Comment by nlh 6 days ago

1 reply

I am but a small humble minority voice here but perhaps I represent a larger non-HN group:

I am not a professional SWE; I am not fluent in C or Rust or bash (or even Typescript) and I don't use Emacs as my editor or tmux in the terminal;

I am just a nerdy product guy who knows enough to code dangerously. I run my own small business and the software that I've written powers the entire business (and our website).

I have probably gotten a AT LEAST a 500-1000% speedup in my personal software productivity over the past year that I've really leaned into using Claude/Gemini (amazing that GPT isn't on that list anymore, but that's another topic...) I am able to spec out new features and get them live in production in hours vs. days and for bigger stuff, days vs weeks (or even months). It has changed the pace and way in which I'm able to build stuff. I literally wrote an entire image editing workflow to go from RAW camera shot to fully processed product image on our ecommerce store that's cut out actual, real, dozens of hours of time spent previously.

Is the code I'm producting perfect? Absolutely not. Do I have 100% test coverage? Nope. Would it pass muster if I were a software engineer at Google? Probably not.

Is it working, getting to production faster, and helping my business perform better and insanely more efficiently? Absolutely.

Draiken 6 days ago

I think that tracks with what I see: LLMs enable non-experts to do something really fast.

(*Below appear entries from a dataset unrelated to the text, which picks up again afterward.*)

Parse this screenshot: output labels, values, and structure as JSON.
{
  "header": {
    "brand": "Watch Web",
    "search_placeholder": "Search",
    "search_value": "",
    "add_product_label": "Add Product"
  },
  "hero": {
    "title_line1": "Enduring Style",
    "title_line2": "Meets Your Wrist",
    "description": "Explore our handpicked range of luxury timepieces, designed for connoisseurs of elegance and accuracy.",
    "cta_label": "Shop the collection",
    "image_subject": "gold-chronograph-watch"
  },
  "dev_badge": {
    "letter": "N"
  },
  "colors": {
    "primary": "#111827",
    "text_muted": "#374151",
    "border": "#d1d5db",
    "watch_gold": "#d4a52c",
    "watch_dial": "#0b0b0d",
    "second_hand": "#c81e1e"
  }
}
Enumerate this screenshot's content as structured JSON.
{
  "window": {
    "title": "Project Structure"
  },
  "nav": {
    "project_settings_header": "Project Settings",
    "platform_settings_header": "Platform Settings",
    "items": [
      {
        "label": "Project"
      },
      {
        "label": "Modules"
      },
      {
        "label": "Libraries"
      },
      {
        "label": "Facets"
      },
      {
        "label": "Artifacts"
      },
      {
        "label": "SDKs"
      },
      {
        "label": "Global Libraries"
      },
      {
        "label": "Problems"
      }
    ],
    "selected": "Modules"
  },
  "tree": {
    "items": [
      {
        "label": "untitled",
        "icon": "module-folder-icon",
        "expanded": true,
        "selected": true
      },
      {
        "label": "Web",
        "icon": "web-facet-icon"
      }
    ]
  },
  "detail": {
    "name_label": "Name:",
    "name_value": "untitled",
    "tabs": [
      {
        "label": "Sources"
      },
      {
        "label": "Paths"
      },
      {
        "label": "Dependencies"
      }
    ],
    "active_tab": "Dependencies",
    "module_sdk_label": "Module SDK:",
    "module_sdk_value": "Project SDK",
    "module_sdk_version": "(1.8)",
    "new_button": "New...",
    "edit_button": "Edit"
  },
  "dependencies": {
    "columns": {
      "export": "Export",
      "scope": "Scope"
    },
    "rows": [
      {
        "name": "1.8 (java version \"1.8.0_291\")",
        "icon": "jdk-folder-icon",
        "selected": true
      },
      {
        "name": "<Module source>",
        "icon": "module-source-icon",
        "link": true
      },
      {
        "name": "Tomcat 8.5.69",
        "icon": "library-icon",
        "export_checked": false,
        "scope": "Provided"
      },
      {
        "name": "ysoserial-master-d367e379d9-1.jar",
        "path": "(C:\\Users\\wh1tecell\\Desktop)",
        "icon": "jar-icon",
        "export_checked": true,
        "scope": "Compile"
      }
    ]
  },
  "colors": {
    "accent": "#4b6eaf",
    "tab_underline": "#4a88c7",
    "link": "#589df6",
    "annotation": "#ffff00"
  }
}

If I want to, let's say, create some code in a language I never worked on an LLM will definitely make me more "productive" by spewing out code for me way faster than I could write it. Same if I try to quickly learn about a topic I'm not familiar with. Especially if you don't care about the quality, maintainability, etc. too much.

But if I'm already a software developer with 15 years of experience dealing with technology I use every day, it's not going to increase my productivity in any meaningful way.

This is the dissonance I see with AI talk here. If you're not a software developer the things LLMs enable you to do are game-changers. But if you are a good software developer, in its best days it's a smarter autocomplete, a rubber-duck substitute (when you can't talk to a smart person) or a mildly faster google search that can be very inaccurate.

If you go from 0 to 1 that's literally infinitely better but if you go from 100 to 105, it's barely noticeable. Maybe everyone with these absurd productivity gains are all coming from zero or very little knowledge but for someone that's been past that point I can't believe these claims.